My biggest beef though is this:
Teaching like this also traps women in cycles of spiritual and emotional, sometimes physical abuse that is disguised at God’s way/Biblical/loving. Systemic abuse within the church and within Christian marriages is being taken to task finally, and many abusers and their enablers are facing justice and much public scrutiny. I pray this leads to their repentance, but insinuating that it is the men we meet at church are the end-all-be-all pictures of love and Christlikeness is so dangerous when any number of these men are using scripture and Christianity to trap, manipulate, and abuse their wives.
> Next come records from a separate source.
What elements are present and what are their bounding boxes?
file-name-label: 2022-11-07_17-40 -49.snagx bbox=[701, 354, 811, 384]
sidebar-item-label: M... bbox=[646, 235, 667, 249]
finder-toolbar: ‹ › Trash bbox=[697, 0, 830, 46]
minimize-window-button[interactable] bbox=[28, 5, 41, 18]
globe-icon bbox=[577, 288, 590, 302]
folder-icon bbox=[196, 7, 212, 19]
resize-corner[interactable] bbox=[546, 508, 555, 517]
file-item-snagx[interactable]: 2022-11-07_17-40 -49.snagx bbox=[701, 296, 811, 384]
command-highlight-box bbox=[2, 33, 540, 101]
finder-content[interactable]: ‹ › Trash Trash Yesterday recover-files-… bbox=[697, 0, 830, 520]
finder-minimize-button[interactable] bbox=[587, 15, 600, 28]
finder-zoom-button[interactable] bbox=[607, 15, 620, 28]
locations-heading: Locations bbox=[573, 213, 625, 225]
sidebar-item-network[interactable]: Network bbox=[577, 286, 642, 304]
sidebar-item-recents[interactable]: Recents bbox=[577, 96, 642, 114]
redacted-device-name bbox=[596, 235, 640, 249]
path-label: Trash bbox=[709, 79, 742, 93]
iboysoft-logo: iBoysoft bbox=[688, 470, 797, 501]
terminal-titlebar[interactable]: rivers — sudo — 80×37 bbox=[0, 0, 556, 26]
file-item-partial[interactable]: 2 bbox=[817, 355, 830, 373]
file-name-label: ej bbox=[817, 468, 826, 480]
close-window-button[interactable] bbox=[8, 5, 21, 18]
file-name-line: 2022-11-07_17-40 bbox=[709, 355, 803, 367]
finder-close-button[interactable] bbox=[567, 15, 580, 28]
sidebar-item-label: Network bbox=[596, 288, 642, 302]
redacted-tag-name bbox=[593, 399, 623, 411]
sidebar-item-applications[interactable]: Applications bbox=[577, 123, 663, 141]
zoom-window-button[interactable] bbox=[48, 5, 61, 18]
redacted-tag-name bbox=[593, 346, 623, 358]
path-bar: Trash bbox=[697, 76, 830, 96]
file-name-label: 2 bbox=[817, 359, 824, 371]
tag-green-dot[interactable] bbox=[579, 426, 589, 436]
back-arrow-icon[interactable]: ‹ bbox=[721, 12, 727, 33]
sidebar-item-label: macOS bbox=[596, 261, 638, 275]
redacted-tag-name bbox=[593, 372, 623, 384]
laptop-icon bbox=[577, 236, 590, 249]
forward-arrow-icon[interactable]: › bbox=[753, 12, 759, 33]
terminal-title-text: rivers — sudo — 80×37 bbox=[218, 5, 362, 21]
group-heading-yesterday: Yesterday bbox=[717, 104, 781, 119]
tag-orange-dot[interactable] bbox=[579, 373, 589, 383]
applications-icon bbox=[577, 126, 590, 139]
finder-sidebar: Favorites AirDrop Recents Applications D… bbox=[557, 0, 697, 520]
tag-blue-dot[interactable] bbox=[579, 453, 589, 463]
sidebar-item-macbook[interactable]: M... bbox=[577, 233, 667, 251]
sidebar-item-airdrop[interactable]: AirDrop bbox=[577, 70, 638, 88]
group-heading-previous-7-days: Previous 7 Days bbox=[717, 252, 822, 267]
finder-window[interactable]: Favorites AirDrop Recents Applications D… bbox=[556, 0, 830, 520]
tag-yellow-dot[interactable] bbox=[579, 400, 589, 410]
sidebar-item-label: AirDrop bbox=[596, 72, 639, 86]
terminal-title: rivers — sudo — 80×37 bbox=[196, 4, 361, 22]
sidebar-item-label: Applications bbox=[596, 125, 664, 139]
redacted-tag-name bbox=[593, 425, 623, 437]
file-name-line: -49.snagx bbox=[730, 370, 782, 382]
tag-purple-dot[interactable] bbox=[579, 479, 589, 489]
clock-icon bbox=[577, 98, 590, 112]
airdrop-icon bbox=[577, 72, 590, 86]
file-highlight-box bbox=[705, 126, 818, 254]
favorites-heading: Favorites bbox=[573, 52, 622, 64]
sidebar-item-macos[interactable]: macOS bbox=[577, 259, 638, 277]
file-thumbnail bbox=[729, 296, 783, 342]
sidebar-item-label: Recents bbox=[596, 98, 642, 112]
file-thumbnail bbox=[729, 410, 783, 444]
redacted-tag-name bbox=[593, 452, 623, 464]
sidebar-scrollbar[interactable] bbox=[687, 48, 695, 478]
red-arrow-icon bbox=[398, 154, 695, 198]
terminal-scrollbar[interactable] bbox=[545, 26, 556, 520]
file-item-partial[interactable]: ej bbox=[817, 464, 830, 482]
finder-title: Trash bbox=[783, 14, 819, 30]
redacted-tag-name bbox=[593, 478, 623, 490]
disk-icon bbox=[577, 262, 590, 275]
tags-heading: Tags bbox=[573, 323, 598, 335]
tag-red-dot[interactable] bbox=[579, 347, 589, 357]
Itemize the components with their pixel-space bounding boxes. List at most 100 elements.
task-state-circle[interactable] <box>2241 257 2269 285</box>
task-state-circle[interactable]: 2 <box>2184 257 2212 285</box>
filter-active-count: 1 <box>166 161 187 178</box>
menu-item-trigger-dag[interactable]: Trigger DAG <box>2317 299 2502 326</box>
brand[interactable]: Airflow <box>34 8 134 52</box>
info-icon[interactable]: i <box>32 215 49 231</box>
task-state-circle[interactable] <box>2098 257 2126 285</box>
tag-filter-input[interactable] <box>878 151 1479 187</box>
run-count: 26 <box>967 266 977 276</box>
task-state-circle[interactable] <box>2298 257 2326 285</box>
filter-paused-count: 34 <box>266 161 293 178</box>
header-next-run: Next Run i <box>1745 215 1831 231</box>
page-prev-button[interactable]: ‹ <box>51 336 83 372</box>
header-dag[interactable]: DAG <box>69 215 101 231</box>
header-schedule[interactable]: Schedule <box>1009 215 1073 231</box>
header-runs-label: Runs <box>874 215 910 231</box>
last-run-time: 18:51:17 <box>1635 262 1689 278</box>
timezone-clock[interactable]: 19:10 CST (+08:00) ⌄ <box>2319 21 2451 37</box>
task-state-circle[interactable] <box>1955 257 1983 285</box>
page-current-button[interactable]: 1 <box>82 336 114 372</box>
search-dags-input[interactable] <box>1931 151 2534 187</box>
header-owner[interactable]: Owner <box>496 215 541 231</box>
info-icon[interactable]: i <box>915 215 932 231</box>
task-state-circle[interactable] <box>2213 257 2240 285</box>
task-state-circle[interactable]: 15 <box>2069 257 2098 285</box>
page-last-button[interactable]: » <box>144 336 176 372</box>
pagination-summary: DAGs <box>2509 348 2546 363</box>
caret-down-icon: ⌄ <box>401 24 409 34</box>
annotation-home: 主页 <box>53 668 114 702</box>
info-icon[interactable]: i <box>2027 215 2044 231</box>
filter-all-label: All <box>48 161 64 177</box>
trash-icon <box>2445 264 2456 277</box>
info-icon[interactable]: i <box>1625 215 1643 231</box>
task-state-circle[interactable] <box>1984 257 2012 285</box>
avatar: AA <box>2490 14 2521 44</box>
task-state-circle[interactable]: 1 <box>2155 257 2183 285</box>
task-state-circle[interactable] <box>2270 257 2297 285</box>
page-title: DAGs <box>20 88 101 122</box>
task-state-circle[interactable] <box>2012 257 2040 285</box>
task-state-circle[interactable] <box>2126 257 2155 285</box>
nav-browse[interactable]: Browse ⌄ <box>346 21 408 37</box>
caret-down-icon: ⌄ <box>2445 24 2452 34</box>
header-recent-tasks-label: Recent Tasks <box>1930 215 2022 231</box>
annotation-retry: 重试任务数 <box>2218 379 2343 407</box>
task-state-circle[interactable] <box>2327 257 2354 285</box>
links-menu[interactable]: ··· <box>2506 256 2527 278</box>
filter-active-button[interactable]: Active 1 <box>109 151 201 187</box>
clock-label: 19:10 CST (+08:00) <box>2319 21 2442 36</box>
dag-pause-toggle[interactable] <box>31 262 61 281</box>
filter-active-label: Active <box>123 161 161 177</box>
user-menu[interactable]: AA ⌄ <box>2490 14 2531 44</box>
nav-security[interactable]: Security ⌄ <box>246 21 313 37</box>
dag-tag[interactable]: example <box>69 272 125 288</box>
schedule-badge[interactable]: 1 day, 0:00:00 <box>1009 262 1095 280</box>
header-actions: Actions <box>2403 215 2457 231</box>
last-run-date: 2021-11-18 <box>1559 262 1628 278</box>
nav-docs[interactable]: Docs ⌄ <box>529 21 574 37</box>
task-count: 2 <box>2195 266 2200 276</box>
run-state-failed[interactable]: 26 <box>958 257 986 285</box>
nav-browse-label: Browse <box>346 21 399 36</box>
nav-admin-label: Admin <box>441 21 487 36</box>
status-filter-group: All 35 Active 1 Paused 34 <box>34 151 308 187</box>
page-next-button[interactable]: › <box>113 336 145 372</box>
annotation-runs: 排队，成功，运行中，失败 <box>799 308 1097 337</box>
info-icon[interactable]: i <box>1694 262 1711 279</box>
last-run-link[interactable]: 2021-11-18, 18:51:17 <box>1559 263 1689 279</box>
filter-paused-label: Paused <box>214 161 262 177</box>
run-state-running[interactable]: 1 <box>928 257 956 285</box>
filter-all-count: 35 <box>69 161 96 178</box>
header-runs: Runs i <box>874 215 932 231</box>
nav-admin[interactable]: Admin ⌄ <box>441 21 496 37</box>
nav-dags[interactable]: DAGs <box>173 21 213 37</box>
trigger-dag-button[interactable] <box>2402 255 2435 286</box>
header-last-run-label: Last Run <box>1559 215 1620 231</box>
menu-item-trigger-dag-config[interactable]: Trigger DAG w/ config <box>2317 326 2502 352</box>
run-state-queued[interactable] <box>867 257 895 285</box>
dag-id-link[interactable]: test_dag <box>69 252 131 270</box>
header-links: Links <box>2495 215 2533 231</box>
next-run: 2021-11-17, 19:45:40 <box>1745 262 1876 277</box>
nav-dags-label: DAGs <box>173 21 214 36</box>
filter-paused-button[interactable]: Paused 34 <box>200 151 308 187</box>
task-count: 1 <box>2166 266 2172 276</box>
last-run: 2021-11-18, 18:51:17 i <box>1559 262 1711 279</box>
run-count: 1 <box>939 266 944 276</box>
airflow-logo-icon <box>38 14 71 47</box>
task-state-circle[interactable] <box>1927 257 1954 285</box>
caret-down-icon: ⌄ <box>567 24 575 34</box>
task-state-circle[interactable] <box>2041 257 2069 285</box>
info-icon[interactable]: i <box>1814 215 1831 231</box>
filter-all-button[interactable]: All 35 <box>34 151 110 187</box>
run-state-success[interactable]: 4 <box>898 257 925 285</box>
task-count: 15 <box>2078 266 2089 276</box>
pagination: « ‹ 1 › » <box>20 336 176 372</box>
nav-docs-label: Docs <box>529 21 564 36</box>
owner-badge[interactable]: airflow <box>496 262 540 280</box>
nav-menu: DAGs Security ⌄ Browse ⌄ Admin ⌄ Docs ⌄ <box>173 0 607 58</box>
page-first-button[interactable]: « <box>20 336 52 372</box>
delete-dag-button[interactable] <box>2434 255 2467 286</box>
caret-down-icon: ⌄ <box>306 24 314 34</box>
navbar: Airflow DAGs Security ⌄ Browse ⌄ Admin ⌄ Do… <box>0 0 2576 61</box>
Instead, what I wish ministries like Desiring God would do, is yes, stand on Truth that the Bible does suggest unions between believers to be best, but also, work intentionally at tearing down the lies that 1) not everyone who says they are a Christian actually is a Christian, and 2) teach us how to know one another by our fruits. Teach us how to spot wolves in sheep’s clothing and know when the person we’re with isn’t ready or loving rightly. Speak honestly to potential newlyweds about their own maturity and readiness for marriage. And 3) invest in your young people with your time. Know them and know them well. Shepherd your young men with care so they don’t marry your young women with false or superficial ideas about what marriage is supposed to be.
And finally, 4) cease teaching that Christians alone know love and can act lovingly. Not only is it completely false, but by and large, the western American church is a horrific example of love and dying to itself, especially in the eyes of the non-believing community. Teaching that we are the pinnacle of all that is loving and good is damaging not only to our witness but also to affirming ways of living in western Christianity that are more American than biblical.
Please consider the ramifications of these teachings (and I won’t even get started on the article teaching that people who are overweight are in sin right now, but all of the teachings, not just this one). Please open your eyes and your hearts and see the truth – God’s Truth ultimately, yes. But also the truth about the world around us. Each scripture must be taken in context, and I believe each of their applications must also be taken in context of those of us using it and the climate in which they are being applied. I absolutely believe that John and others are called to deep study and understanding of the Word. But please… Come out of the bubble of deep study of the Word from time to time to check yourselves before you hit that publish button.
Love, a sister in Christ married to a non-believer who has experienced abuse at the hands of people in the church who were supposed to love me best and like Jesus and who works with a number of incredibly loving and generous people who don’t know the Lord.